Resposta para Leston Bandeira sobre o “Testamento que legitimou José Eduardo dos Santos na Presidência da República em 1979”

Por Patrício Batsikama

É de facto interessante ver Leston Bandeira responder ao debate que provocamos aos académicos, ao publicar o nosso humilde artigo na Revista Sankofa, da Universidade de São Paulo, intitulado “O Testamento que validou José Eduardo dos Santos na Presidência de Angola em 1979”. Apenas lamentamos a visão intro-espectral que se verificou no seu texto.

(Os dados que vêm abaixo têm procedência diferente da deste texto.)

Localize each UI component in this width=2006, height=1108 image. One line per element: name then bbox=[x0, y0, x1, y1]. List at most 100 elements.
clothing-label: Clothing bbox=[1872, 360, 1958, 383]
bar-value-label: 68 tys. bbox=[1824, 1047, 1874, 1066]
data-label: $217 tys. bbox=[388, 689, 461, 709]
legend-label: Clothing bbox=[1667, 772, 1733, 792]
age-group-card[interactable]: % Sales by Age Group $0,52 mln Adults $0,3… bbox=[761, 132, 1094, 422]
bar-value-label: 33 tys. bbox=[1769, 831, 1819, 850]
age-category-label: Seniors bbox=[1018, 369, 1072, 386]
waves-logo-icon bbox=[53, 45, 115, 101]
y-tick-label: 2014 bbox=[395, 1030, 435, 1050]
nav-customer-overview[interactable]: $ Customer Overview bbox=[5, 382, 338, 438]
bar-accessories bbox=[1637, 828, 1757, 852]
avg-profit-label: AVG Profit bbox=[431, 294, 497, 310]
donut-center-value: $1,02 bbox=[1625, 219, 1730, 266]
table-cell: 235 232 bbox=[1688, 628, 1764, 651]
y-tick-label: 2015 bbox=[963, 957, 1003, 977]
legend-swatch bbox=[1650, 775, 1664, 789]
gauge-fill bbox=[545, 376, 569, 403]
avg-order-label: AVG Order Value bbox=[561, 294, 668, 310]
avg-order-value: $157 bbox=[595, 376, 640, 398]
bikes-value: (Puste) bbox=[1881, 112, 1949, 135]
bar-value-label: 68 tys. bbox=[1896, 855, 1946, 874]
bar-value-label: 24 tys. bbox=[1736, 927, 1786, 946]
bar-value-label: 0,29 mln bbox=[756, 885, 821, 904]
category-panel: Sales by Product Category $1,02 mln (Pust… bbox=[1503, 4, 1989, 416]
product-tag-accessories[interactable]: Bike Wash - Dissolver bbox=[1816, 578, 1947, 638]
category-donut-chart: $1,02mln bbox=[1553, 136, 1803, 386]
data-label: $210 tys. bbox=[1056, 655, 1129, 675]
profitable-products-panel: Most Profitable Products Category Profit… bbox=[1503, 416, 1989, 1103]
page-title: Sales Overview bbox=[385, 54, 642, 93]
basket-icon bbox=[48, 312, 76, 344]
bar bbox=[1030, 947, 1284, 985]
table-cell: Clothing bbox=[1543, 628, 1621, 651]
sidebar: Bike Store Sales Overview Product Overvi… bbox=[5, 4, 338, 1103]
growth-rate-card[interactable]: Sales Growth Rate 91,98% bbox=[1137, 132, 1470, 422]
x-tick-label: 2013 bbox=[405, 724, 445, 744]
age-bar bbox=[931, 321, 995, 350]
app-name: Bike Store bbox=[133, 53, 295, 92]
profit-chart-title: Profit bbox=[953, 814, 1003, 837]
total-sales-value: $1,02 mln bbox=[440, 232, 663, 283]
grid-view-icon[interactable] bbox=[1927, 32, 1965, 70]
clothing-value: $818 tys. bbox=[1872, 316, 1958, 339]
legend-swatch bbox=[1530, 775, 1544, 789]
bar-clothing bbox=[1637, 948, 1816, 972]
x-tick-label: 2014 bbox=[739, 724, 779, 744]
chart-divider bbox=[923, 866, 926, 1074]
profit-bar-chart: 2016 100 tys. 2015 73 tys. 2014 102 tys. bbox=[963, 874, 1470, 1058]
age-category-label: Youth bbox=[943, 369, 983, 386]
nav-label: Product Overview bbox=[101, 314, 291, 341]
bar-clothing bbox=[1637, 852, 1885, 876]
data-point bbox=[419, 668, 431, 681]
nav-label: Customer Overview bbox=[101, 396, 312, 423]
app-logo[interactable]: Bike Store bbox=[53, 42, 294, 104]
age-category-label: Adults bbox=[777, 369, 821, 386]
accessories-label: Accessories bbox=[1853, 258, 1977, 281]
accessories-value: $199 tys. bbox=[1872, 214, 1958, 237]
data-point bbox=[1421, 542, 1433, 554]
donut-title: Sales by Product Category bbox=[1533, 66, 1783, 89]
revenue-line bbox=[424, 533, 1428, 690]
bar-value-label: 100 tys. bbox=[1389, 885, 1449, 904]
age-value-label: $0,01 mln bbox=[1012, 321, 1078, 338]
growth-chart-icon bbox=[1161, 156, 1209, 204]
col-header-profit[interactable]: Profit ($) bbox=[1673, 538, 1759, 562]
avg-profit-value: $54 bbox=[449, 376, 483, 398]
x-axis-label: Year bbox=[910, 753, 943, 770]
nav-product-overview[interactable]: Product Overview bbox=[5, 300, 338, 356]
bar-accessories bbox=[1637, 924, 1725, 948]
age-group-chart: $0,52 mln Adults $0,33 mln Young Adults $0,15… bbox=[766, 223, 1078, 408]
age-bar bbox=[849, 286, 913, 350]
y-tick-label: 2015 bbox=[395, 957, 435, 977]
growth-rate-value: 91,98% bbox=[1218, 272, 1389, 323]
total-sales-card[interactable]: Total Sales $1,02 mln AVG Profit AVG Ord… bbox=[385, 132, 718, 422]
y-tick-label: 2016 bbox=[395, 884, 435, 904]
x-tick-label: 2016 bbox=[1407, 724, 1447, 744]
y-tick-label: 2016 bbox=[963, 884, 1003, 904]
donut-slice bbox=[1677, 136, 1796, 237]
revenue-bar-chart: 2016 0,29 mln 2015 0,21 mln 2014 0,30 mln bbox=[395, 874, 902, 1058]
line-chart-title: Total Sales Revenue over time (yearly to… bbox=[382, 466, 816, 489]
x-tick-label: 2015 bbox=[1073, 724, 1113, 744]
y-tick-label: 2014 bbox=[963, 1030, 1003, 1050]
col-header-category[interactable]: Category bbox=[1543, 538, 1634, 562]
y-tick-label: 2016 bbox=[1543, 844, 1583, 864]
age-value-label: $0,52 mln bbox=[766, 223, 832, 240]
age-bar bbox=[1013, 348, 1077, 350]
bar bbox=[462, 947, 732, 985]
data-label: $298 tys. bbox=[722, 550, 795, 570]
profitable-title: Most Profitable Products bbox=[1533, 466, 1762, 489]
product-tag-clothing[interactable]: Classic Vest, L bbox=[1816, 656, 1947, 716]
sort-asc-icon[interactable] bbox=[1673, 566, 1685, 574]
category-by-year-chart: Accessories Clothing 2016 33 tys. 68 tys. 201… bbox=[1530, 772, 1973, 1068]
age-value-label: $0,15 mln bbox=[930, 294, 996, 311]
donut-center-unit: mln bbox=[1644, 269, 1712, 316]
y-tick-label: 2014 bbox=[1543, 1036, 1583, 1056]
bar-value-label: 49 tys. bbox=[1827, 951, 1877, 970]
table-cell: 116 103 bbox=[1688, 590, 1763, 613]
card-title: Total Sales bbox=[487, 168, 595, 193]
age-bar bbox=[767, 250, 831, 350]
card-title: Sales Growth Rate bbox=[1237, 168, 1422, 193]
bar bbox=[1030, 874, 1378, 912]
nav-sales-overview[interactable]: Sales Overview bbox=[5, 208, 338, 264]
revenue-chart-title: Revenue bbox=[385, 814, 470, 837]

  1. Quem olha as manifestações anti-José Eduardos dos Santos como sinónimo da sua impopularidade apresenta uma cegueira idiossincrática. Giddens publicou em 1985 um texto explicativo (A Contemporary Critique of Historical Materialism. Vol.II. The Nation-State, Violence); Clastre teorizou as revoltas do “clã social” perante o Estado em 1979 (A sociedade contra o Estado. Investigações de Antropologia política), Gellner sistematizou o simbolismo dos descontentamentos sociais perante o Poder instituído em 1995 (Anthropology and Politics: revolutions in the Sacred Grove), etc. As democracias efectivas proporcionam o “diálogo conflitual” e o “diálogo cooperacional”, e estaríamos no bom caminho nesse caso. Uma das respostas institucionais as manifestações seriam seguramente as autarquias.
  2. Li com preocupação o texto de Leston Bandeira (ou A.M.?) por apresentar problemas de compreensão e interpretação textual, o que não lhe permite fazer leitura lógica sobre o “testamento virtual” enquanto hipótese de trabalho. Para verificar uma possível verdade através de métodos, parte-se sempre de uma hipótese com argumentos lógicos e respeito de conceitos. Faltou isso tudo no texto do sr. Bandeira.
  3. Dos 312 jovens entrevistas por nós (em seis ou sete províncias), 123 simpatizam-se com a liderança de José Eduardo dos Santos, ao passo que 21 acham que ele seja uma opção na ausência de algum candidato na Oposição. 51 jovens negam categoricamente José Eduardo dos Santos, preferindo alguém da Oposição (indicando ora Samakuva:39; ora Chivukuvuku: 12). 56 dos jovens entrevistados por nós são indecisos, e 12 entre eles não respondem de forma categórica. Ora, ao informá-los que o actual chefe de Estado sacrificou a juventude – tal como se fez durante a FENACULT II – todos os jovens preferem que a participação na luta de libertação de Angola seja documentada! Preferem já não acreditar aos seus “kotas”, nas simples palavras. É disso que estamos a falar no nosso texto, embora o sr. Bandeira extrapola e colou na nossa boca que “a maioria (dos jovens) estava desinteressada”. Pelo contrário!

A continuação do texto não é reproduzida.